Following Russia’s rebuke of Nato after the Cold War-era alliance urged Russia to respect Ukraine’s territorial integrity, Yeliseyev said: “In this situation I would rely more, to be frank, on institutions such as the UN Security Council [UNSC].”

He noted that EU countries on the UNSC should initiate talks with reference to a UNSC presidency statement in 1993, which bound Russia to stay out of Ukraine after its parliament, the Duma, had proclaimed that the Crimean city of Sevastopol is Russian.

Looking further ahead, he wants the EU to sign the association agreement “in the next few weeks” to reduce the risk of more “Russian tricks.”

He said EU governments should help repatriate stolen Ukrainian funds, but noted that he is “sceptical” on getting the money back, because it is most likely in exotic jurisdictions.

He also said Ukraine will need a bigger, medium-term, bailout, which he called a “European Transformation Fund,” and which is likely to involve private sector donors, as well as the EU, Canada, Japan, South Korea, and the US.

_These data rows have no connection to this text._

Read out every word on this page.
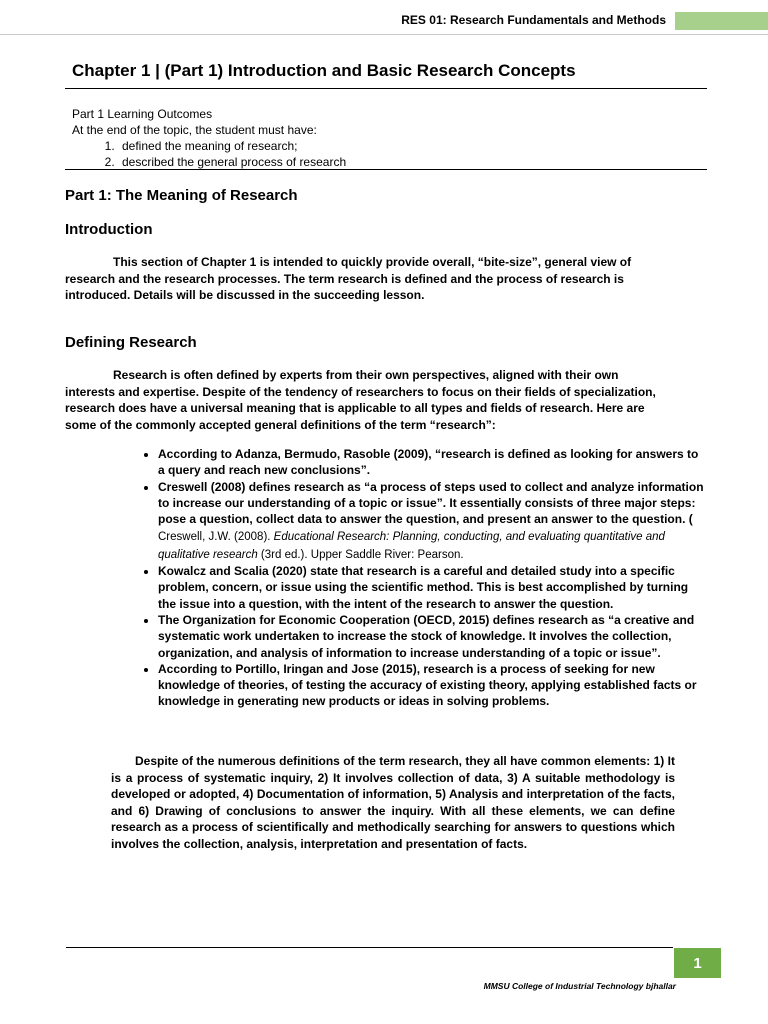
RES 01: Research Fundamentals and Methods
Chapter 1 | (Part 1) Introduction and Basic Research Concepts
Part 1 Learning Outcomes
At the end of the topic, the student must have:
1. defined the meaning of research;
2. described the general process of research
Part 1: The Meaning of Research
Introduction

This section of Chapter 1 is intended to quickly provide overall, “bite-size”, general view of research and the research processes. The term research is defined and the process of research is introduced. Details will be discussed in the succeeding lesson.

Defining Research

Research is often defined by experts from their own perspectives, aligned with their own interests and expertise. Despite of the tendency of researchers to focus on their fields of specialization, research does have a universal meaning that is applicable to all types and fields of research. Here are some of the commonly accepted general definitions of the term “research”:

• According to Adanza, Bermudo, Rasoble (2009), “research is defined as looking for answers to a query and reach new conclusions”.
• Creswell (2008) defines research as “a process of steps used to collect and analyze information to increase our understanding of a topic or issue”. It essentially consists of three major steps: pose a question, collect data to answer the question, and present an answer to the question. ( Creswell, J.W. (2008). Educational Research: Planning, conducting, and evaluating quantitative and qualitative research (3rd ed.). Upper Saddle River: Pearson.
• Kowalcz and Scalia (2020) state that research is a careful and detailed study into a specific problem, concern, or issue using the scientific method. This is best accomplished by turning the issue into a question, with the intent of the research to answer the question.
• The Organization for Economic Cooperation (OECD, 2015) defines research as “a creative and systematic work undertaken to increase the stock of knowledge. It involves the collection, organization, and analysis of information to increase understanding of a topic or issue”.
• According to Portillo, Iringan and Jose (2015), research is a process of seeking for new knowledge of theories, of testing the accuracy of existing theory, applying established facts or knowledge in generating new products or ideas in solving problems.

Despite of the numerous definitions of the term research, they all have common elements: 1) It is a process of systematic inquiry, 2) It involves collection of data, 3) A suitable methodology is developed or adopted, 4) Documentation of information, 5) Analysis and interpretation of the facts, and 6) Drawing of conclusions to answer the inquiry. With all these elements, we can define research as a process of scientifically and methodically searching for answers to questions which involves the collection, analysis, interpretation and presentation of facts.

1
MMSU College of Industrial Technology bjhallar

Amid Russian warnings that the revolution, led by western Ukrainians, could cause the country to split, the ambassador said it has done the opposite.

He noted that his own younger brother visited the Maidan, the opposition camp in Kiev.

He added that some of those who were killed also came from Russophone eastern Ukraine.

“De facto, people are not divided, on the contrary, they are united,” he said. “These events made people also in the east realise that our future lies with European values and standards. After the Maidan, I see increasing support for European integration also in the east.”